This month, Vanity Fair has a bonkers story about a Saudi princess, Princess Maha bint Mohammed bin Ahmad al-Sudairi, who tried to skip out on a $7 million hotel bill at Paris’s Shangri-La Hotel after occupying 41 rooms for five months. Nuts. But that 2012 attempt isn’t even the most notable part of Princess Maha’s story.
It turns out that a few years earlier, the princess spent $20 million during a Paris shopping spree. She hit all the boutiques — Dior, Dolce & Gabbana, and Louis Vuitton, where she even requested takeout burgers be delivered to the store mid-spree. (Girl worked up an appetite dropping all those millions.)
According to acquaintances, this behavior wasn’t abnormal, though the epic price tag exceeded many of her previous sprees. The princess is a legendary shopaholic. (The article recounts a trip to Geneva after which she needed four trucks to bring home all of her purchases.) And she’s not necessarily a discerning one: She’d spend as much money at Hermès as she did at a discount mall, Key Largo, where she racked up $125,000 worth of “downscale” sneakers, underwear, and jeans at a leisurewear boutique and then skipped out on the bill. Just the way she did at the upscale Paris boutiques she frequented. Now we get to the absolutely epic part: Rather than pay for all the goods she selected, Princess Maha had her assistants hand shopkeepers an IOU, printed on nice, embossed stationery, and went off with all the merchandise. She managed to buy $20 million of luxury goods without ever swiping an Amex. What on earth was going through her mind?
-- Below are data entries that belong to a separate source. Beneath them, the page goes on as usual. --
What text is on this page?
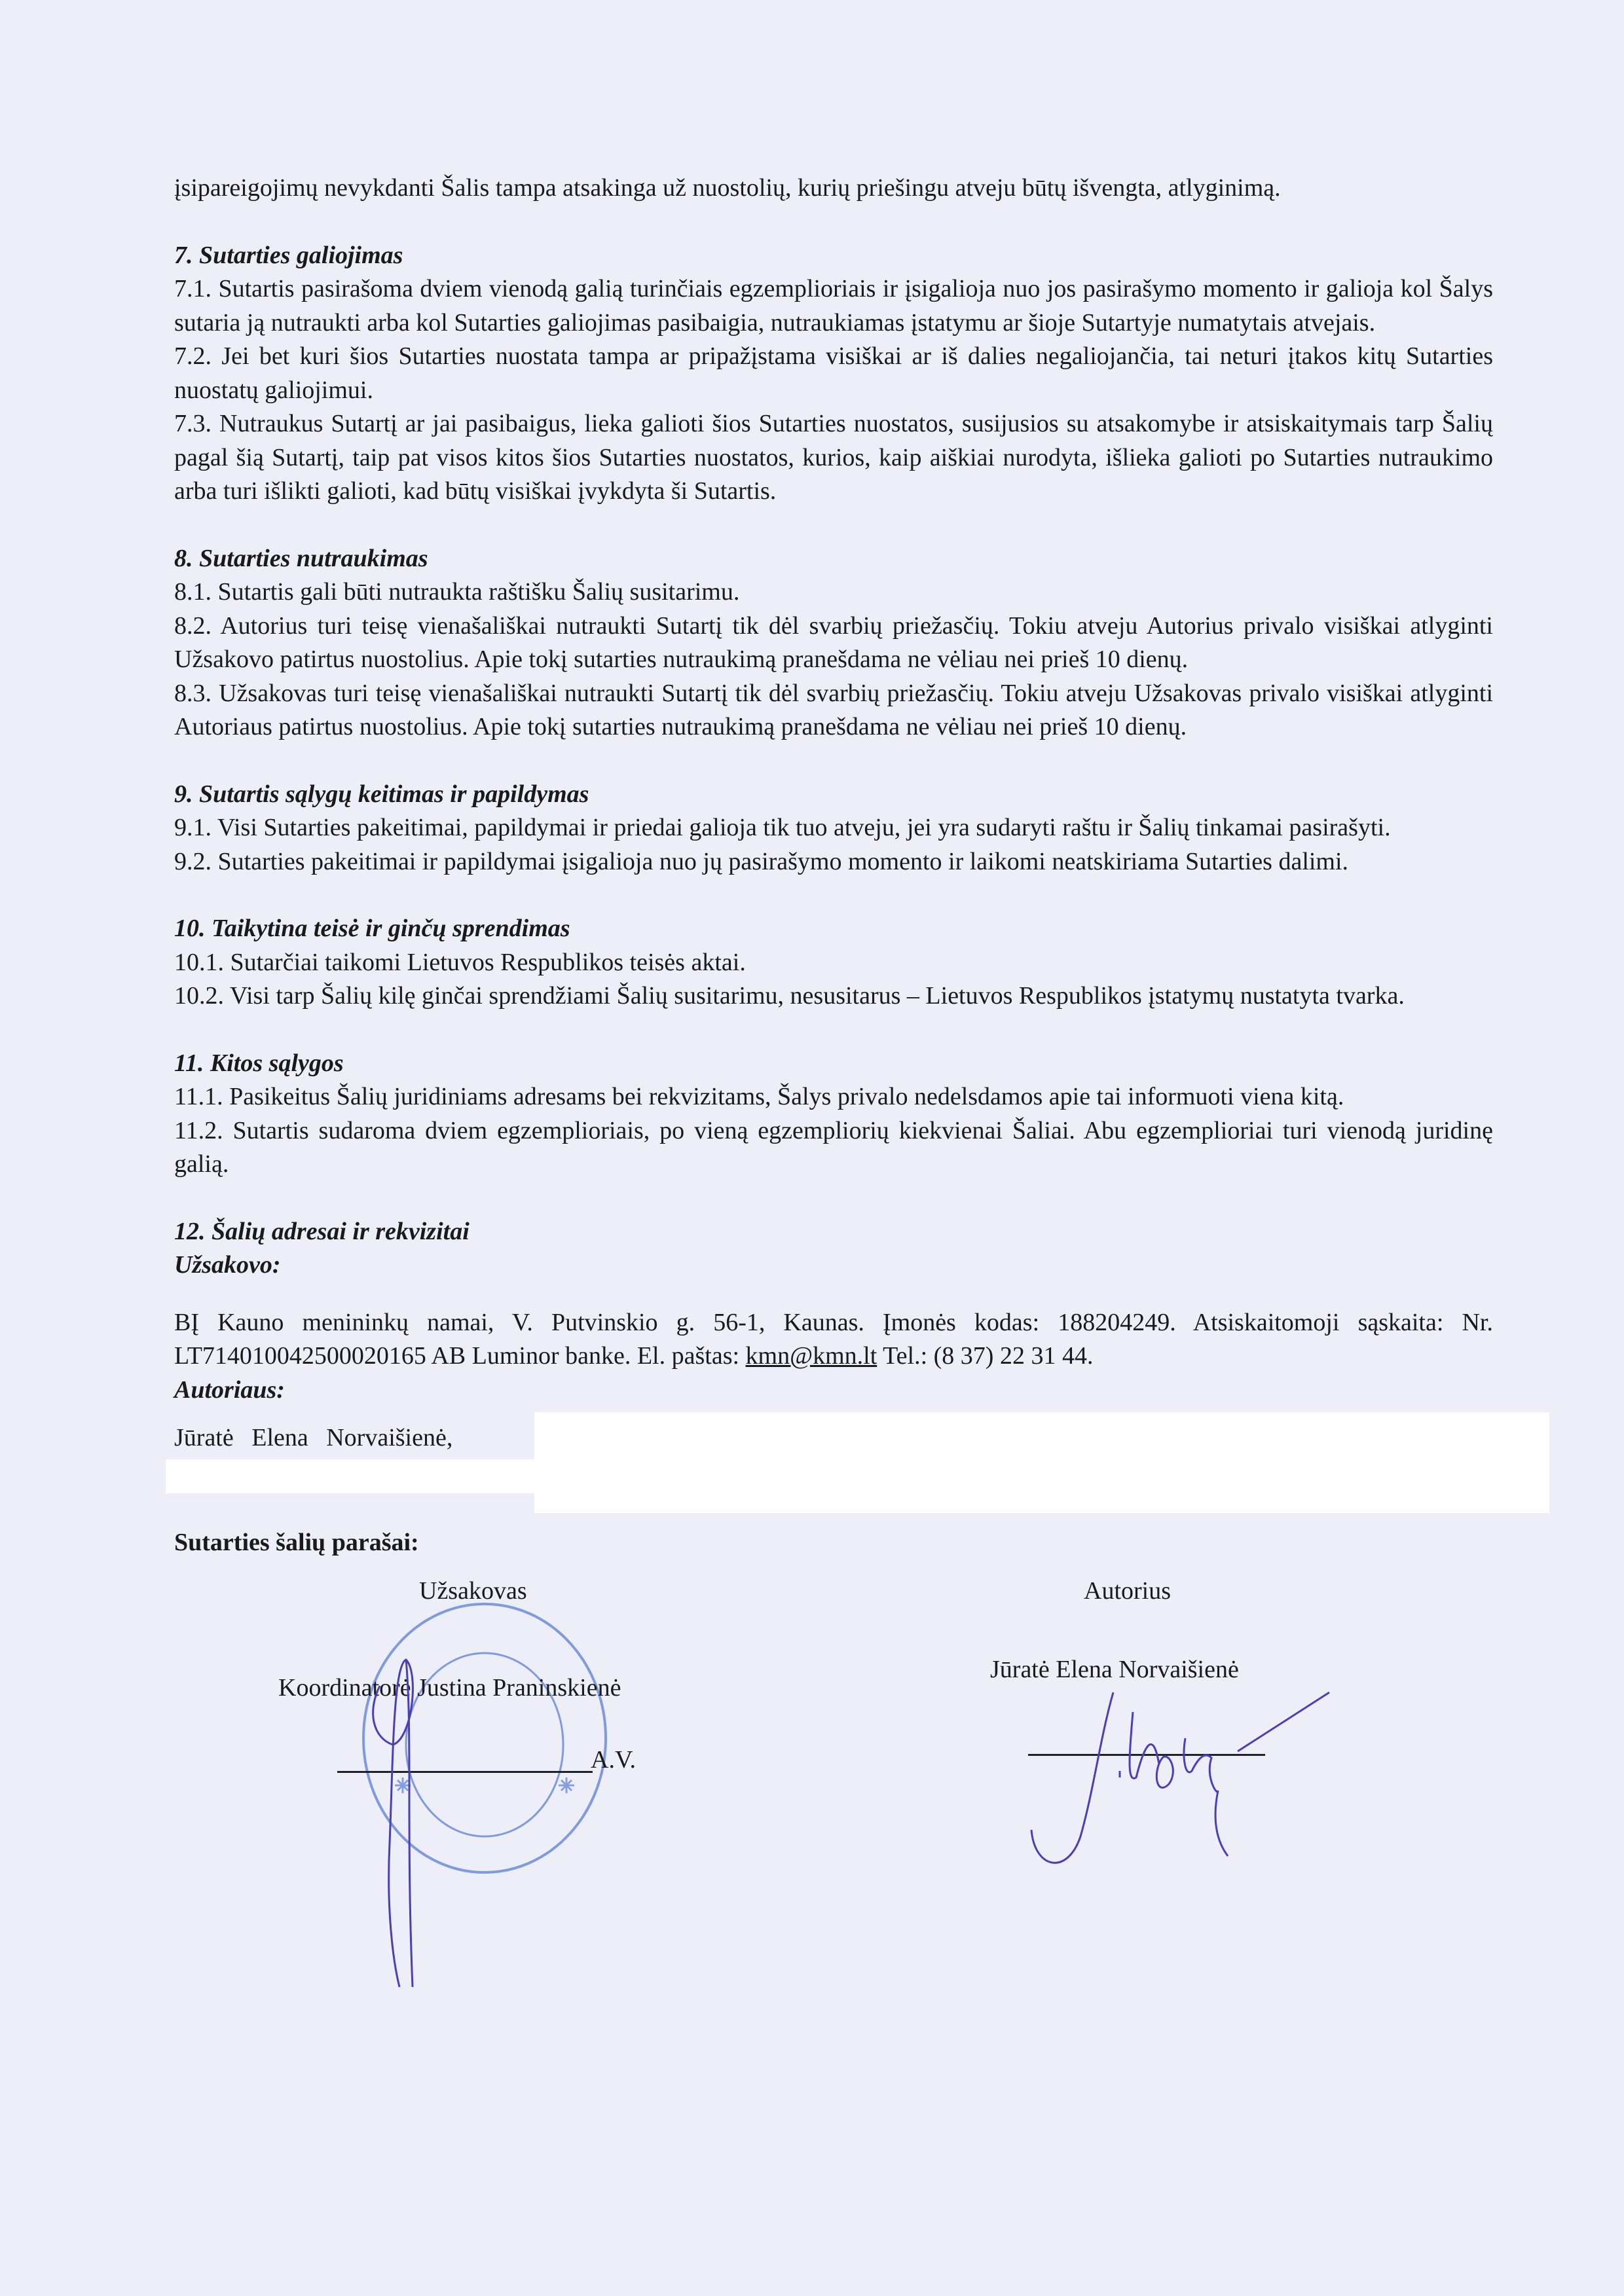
įsipareigojimų nevykdanti Šalis tampa atsakinga už nuostolių, kurių priešingu atveju būtų išvengta, atlyginimą.
7. Sutarties galiojimas
7.1. Sutartis pasirašoma dviem vienodą galią turinčiais egzemplioriais ir įsigalioja nuo jos pasirašymo momento ir galioja kol Šalys sutaria ją nutraukti arba kol Sutarties galiojimas pasibaigia, nutraukiamas įstatymu ar šioje Sutartyje numatytais atvejais.
7.2. Jei bet kuri šios Sutarties nuostata tampa ar pripažįstama visiškai ar iš dalies negaliojančia, tai neturi įtakos kitų Sutarties nuostatų galiojimui.
7.3. Nutraukus Sutartį ar jai pasibaigus, lieka galioti šios Sutarties nuostatos, susijusios su atsakomybe ir atsiskaitymais tarp Šalių pagal šią Sutartį, taip pat visos kitos šios Sutarties nuostatos, kurios, kaip aiškiai nurodyta, išlieka galioti po Sutarties nutraukimo arba turi išlikti galioti, kad būtų visiškai įvykdyta ši Sutartis.
8. Sutarties nutraukimas
8.1. Sutartis gali būti nutraukta raštišku Šalių susitarimu.
8.2. Autorius turi teisę vienašališkai nutraukti Sutartį tik dėl svarbių priežasčių. Tokiu atveju Autorius privalo visiškai atlyginti Užsakovo patirtus nuostolius. Apie tokį sutarties nutraukimą pranešdama ne vėliau nei prieš 10 dienų.
8.3. Užsakovas turi teisę vienašališkai nutraukti Sutartį tik dėl svarbių priežasčių. Tokiu atveju Užsakovas privalo visiškai atlyginti Autoriaus patirtus nuostolius. Apie tokį sutarties nutraukimą pranešdama ne vėliau nei prieš 10 dienų.
9. Sutartis sąlygų keitimas ir papildymas
9.1. Visi Sutarties pakeitimai, papildymai ir priedai galioja tik tuo atveju, jei yra sudaryti raštu ir Šalių tinkamai pasirašyti.
9.2. Sutarties pakeitimai ir papildymai įsigalioja nuo jų pasirašymo momento ir laikomi neatskiriama Sutarties dalimi.
10. Taikytina teisė ir ginčų sprendimas
10.1. Sutarčiai taikomi Lietuvos Respublikos teisės aktai.
10.2. Visi tarp Šalių kilę ginčai sprendžiami Šalių susitarimu, nesusitarus – Lietuvos Respublikos įstatymų nustatyta tvarka.
11. Kitos sąlygos
11.1. Pasikeitus Šalių juridiniams adresams bei rekvizitams, Šalys privalo nedelsdamos apie tai informuoti viena kitą.
11.2. Sutartis sudaroma dviem egzemplioriais, po vieną egzempliorių kiekvienai Šaliai. Abu egzemplioriai turi vienodą juridinę galią.
12. Šalių adresai ir rekvizitai
Užsakovo:
BĮ Kauno menininkų namai, V. Putvinskio g. 56-1, Kaunas. Įmonės kodas: 188204249. Atsiskaitomoji sąskaita: Nr. LT714010042500020165 AB Luminor banke. El. paštas: kmn@kmn.lt Tel.: (8 37) 22 31 44.
Autoriaus:
Jūratė Elena Norvaišienė,
Sutarties šalių parašai:
Užsakovas	Autorius
Koordinatorė Justina Praninskienė
Jūratė Elena Norvaišienė
A.V.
The Cut asked Grant Donnelly, a researcher at Harvard Business School who published a study on the psychology of overspending, to shed some light on her behavior. “I think the process of shopping is more alluring than the actual object we get. It is the action of consuming that gives us the emotional benefits — the anticipation of acquiring, the rush of purchasing, the fear and confidence of swiping your credit card,” he explained. “I think Princess Maha was addicted to the process of purchasing and not the actual items she was looking for. Buying things makes people feel powerful, like they can go out and accomplish something and make a significant change in their life.”
However, he notes, “this isn’t actually long-lasting and realized change — we quickly adapt to the items we get, continually searching for more and more.”
For all the items she bought, the article notes, she never opened or used them. She had rooms full of unopened boxes and bags. The writer’s portrayal is sympathetic —she was her husband’s third wife, and fell out of favor with his family after their divorce and his death. At one point her brother-in-law confined her to her palace after her spending antics got out of control.
Eventually, her bills were settled by her deceased ex-husband’s brother. But while her debts were wiped clean, her multi-million-dollar spending adventure absolutely earns her a place in shopping-spree history.